Parses the ontology database file and accesses the ontology graph object to add information found in the database. Once all information is added, this function calls the graph’s instantiate_valid_edges function to connect all nodes in the graph by their edges.

Returns:None
Return type:None

Tools

Functions for handling some file input and output and reformatting tasks in GOcats.

gocats.tools.json_save(obj, filename)[source]

Takes a Python object, converts it into a JSON serializable object (if it is not already), and saves it to a file that is specified.

Parameters:
  • obj – A Python obj.
  • filename (file_handle) – A path to output the resulting JSON file.
gocats.tools.jsonpickle_save(obj, filename)[source]

Takes a Python object, converts it into a JsonPickle string, and writes it out to a file.

Parameters:
  • obj – A Python obj
  • filename (file_handle) – A path to output the resulting JsonPickle file.
gocats.tools.jsonpickle_load(filename)[source]

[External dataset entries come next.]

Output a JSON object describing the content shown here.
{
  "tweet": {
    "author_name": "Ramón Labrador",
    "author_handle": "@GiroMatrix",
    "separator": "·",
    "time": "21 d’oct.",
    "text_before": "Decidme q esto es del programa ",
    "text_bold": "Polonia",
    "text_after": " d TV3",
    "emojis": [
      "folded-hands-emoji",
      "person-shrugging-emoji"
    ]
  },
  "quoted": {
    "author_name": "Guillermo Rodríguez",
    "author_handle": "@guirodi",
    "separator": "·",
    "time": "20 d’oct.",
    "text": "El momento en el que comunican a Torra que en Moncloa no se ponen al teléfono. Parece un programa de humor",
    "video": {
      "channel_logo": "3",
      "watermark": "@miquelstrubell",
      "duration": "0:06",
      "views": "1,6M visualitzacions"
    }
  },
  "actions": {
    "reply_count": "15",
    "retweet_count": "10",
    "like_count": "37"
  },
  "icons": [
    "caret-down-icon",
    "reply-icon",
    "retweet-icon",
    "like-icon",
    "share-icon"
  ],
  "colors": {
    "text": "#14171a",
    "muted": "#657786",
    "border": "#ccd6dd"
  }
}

Takes a JsonPickle file and loads in the JsonPickle object into a Python object.

Parameters:filename (file_handle) – A path to a JsonPickle file.
gocats.tools.list_to_file(filename, data)[source]

Makes a text document from a list of data, with each line of the document being one item from the list and outputs the document into a file.

Parameters:
  • filename (file_handle) – A path to the output file.
  • data – A Python list.
gocats.tools.write_out_gaf(data, filename)[source]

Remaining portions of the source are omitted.